神経質礼賛 1939.森田正馬先生の日記
森田療法関連のオリジナル研究を公表している京都森田療法研究所のブログが3カ月ぶりに更新された。主宰者の岡本重慶先生はこの夏、ケガのため入院されたことを9月のブログに書いていらっしゃったが、その後更新がなく、とても気になっていた。今回アップされた3つの記事のうち、森田正馬先生の日記に関する記事は大変興味深かった。

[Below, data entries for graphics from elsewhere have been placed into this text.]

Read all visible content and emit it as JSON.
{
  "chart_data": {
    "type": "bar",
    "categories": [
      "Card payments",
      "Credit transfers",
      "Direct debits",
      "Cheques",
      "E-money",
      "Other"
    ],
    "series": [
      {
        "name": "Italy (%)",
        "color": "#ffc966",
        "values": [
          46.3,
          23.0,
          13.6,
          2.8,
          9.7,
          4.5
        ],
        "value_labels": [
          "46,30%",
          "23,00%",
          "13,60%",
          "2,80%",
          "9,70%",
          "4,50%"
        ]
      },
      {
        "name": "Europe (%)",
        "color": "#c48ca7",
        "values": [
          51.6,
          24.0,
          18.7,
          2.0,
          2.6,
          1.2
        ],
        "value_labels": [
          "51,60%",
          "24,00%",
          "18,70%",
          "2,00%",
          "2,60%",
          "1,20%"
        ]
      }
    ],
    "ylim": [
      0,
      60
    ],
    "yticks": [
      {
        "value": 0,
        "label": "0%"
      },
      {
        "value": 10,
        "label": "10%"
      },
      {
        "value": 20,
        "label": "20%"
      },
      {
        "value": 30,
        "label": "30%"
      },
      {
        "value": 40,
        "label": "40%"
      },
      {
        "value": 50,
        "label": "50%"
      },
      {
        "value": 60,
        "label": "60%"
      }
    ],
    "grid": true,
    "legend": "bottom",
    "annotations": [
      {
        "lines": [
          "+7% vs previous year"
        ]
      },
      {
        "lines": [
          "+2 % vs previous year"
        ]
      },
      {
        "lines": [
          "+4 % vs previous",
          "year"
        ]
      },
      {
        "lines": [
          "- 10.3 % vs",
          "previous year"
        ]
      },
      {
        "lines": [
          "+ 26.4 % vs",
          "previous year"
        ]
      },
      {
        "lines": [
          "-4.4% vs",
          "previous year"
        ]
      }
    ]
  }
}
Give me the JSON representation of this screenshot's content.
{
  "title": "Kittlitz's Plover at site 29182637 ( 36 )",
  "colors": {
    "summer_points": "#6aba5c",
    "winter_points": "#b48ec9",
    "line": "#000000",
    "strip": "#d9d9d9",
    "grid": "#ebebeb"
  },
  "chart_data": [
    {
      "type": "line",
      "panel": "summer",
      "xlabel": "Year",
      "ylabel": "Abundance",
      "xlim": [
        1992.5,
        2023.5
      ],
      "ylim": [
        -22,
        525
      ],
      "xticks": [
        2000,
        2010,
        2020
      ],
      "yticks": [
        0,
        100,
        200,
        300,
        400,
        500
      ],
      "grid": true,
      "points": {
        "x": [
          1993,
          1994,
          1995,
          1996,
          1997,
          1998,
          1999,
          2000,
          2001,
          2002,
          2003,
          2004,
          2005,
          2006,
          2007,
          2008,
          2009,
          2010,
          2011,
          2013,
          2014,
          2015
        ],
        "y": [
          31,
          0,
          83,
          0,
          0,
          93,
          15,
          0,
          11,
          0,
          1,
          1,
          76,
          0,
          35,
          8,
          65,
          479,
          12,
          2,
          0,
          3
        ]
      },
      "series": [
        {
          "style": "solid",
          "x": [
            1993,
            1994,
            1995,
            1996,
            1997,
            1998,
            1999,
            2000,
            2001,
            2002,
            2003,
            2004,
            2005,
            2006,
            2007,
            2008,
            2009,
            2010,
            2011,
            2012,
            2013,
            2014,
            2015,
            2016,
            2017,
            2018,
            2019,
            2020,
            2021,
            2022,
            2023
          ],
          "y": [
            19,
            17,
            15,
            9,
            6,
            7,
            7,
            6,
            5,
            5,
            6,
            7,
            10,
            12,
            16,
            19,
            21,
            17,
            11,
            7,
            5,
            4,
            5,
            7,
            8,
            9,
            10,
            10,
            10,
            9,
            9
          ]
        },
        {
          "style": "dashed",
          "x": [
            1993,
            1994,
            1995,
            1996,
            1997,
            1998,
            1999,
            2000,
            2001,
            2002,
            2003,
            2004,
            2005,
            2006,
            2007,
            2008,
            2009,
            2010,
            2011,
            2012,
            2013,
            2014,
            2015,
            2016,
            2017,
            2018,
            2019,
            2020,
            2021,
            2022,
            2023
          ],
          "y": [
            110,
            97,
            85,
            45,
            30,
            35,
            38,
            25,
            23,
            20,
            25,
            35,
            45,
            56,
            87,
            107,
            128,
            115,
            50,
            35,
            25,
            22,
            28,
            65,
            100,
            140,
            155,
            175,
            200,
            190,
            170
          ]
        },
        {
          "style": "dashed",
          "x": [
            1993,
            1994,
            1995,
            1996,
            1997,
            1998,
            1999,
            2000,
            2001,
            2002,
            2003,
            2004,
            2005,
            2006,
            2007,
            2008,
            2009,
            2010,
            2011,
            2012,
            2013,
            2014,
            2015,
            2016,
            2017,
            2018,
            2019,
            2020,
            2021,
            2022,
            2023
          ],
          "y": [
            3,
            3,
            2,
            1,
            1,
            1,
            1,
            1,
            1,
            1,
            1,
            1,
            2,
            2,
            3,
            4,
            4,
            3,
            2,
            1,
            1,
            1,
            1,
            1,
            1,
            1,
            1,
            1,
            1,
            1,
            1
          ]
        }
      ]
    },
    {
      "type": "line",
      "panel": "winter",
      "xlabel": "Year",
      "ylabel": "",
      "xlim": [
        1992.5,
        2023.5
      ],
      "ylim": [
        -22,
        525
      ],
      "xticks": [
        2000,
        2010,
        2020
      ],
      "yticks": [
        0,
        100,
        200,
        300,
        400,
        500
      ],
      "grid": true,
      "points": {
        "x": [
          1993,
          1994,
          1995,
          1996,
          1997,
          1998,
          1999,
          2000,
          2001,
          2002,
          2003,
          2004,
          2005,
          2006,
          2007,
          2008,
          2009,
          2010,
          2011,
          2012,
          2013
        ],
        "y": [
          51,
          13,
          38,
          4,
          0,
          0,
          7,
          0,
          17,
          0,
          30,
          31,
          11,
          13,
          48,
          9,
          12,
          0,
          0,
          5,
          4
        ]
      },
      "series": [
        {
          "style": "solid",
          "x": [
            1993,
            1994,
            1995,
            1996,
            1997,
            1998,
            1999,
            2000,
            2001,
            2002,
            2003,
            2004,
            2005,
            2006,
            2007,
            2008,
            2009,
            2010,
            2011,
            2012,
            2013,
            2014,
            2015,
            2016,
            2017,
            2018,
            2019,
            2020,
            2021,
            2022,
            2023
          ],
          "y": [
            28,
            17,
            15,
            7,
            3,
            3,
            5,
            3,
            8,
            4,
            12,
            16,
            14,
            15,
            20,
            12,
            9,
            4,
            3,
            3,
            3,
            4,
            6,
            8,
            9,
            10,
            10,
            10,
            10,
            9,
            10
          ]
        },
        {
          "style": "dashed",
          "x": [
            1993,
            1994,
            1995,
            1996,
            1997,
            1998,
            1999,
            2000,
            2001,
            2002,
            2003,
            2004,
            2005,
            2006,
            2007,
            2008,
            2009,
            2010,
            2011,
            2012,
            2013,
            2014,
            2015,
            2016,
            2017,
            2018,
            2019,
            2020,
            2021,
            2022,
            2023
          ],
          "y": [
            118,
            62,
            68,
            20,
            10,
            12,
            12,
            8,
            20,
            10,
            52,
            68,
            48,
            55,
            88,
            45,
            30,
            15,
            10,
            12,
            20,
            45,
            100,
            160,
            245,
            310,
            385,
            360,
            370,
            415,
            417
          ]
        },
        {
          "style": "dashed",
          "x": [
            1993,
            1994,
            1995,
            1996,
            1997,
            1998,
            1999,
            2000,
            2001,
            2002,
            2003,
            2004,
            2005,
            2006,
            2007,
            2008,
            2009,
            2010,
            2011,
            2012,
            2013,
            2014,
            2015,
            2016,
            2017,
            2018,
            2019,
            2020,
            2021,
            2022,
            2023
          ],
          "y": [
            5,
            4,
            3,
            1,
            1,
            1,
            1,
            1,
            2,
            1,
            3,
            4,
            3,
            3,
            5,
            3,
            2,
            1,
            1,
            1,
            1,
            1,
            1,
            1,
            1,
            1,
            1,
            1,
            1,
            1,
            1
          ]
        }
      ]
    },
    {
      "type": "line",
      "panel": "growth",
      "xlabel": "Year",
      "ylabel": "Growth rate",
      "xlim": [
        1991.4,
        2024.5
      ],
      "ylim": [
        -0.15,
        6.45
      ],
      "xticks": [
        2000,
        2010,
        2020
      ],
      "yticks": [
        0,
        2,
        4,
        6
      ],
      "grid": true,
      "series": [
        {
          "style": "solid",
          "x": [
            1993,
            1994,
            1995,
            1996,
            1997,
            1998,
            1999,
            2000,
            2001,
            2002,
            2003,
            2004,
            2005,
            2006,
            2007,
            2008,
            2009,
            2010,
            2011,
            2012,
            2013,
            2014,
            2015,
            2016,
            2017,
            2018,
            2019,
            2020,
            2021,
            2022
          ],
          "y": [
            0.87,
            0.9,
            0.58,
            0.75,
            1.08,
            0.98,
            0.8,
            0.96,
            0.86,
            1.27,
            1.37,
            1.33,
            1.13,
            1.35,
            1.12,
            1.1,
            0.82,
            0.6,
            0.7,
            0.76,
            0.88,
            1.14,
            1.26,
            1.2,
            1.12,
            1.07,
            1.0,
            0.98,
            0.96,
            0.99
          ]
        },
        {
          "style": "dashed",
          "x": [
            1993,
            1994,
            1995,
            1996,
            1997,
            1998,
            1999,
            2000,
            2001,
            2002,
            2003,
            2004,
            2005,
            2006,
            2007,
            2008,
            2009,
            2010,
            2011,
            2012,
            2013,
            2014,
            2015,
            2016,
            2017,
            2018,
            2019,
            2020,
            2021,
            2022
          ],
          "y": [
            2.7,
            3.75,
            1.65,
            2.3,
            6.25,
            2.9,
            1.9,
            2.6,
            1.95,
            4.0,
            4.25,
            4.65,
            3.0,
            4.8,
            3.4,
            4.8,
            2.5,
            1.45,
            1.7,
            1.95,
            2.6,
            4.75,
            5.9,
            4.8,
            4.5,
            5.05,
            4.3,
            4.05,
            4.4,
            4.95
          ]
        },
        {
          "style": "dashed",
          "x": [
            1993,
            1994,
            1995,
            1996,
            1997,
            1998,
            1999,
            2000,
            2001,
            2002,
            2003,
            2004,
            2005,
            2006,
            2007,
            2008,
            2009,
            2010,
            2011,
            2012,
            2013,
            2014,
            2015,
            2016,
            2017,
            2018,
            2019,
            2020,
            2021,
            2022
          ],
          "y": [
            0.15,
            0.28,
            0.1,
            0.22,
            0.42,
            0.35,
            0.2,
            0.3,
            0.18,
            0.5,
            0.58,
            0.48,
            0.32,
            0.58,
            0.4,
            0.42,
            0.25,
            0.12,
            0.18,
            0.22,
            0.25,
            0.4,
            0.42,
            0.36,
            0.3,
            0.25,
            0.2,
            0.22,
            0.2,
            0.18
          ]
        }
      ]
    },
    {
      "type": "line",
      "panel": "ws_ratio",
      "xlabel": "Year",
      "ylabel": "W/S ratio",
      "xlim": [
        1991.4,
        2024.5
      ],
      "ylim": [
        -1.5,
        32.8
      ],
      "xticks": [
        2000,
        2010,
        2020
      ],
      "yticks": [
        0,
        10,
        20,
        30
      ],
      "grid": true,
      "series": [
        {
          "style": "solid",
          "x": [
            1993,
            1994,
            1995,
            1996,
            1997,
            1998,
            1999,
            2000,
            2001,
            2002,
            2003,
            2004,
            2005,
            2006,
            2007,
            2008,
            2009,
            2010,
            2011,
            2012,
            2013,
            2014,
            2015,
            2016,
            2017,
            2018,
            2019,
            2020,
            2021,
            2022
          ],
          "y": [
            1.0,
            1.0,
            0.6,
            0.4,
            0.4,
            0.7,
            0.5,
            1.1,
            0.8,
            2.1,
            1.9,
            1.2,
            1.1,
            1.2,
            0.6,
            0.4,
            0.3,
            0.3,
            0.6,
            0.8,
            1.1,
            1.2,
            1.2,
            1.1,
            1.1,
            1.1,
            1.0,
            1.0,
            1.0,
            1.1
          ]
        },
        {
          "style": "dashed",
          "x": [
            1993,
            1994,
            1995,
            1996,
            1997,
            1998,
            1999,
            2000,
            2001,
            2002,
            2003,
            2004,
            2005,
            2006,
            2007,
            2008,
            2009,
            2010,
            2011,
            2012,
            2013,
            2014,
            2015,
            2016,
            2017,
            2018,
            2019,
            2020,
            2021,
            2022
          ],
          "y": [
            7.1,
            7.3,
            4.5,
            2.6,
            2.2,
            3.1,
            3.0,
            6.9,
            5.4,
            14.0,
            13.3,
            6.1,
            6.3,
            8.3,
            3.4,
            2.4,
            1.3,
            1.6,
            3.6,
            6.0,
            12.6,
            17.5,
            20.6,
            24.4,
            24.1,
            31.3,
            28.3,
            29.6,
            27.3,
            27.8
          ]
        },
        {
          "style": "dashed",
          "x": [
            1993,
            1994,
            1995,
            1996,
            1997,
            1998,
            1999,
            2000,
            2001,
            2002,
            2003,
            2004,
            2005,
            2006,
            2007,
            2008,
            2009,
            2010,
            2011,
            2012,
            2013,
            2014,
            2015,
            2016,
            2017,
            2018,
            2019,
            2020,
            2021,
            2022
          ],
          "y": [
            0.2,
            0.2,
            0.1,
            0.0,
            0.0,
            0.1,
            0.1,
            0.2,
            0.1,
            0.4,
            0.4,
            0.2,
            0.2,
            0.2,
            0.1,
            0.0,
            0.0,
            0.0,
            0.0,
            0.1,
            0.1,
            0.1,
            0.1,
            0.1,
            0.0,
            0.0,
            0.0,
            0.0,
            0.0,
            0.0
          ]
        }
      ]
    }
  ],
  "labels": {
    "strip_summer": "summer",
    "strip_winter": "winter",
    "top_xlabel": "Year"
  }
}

森田先生は19歳頃からずっと日記を書いておられた。晩年の10年間ほどの分は戦火あるいは熱海大火の際に失われたと言われるが、大学ノート36冊が三島森田病院に保管されている。絵や図も入っている。記録魔の森田先生はあらゆることを書き残していて、夫婦の交わりのあった日には記号を入れていたそうである。なかなか子宝に恵まれず、最初の子は死産、ようやく授かった一人息子も19歳で亡くなっているから、子供を授かるにはどうしたらよいか考えておられたのだろう。この日記の存在は知っていたが、鍵のかかる書棚に保管されていて、合計24年間常勤医だった私も手にしたことは一度もなかった。しかし、岡本先生によれば、昭和40年代に白揚社の『森田療法全集』や『森田正馬評伝』が出版されるにあたって資料としてコピーが行われて鈴木知準先生ら著名な森田療法家や大学の研究者たちに提供されたということだ。その後も幾度か研究目的の貸し出しが行われ、現在ではCD-ROM版もあるという。私も写真製版されたものをチラッとみせてもらったことがある。ただ、バージョンによって異なる欠落部分があるそうである。この理由は夫亡き後、三島森田病院理事長を長く勤められた森田貞子さん(1348話)の意向があったのではないかと私は推察する。貞子さんが日記について「あれはお金のことまで書いてあるからねえ」とあまり一般に公開してほしくないような発言をしておられたことを私は記憶している。日記を貸し出す際にそう言われると、借りた方としても配慮しなくては、ということで、それらしい部分はコピーしなかったのだろう。当然、見る人によってどの部分をコピーとして残さない方がいいかは判断が異なるだろうから、欠落部分が異なるバージョンができてしまったと考えられる。
最近では、正知会の畑野文夫さんによる日記に基づいた『森田療法の誕生』(1330話)という名著が誕生している。森田先生の日記は貴重な文化資産である。これからも後世に伝え残していってほしいものだ。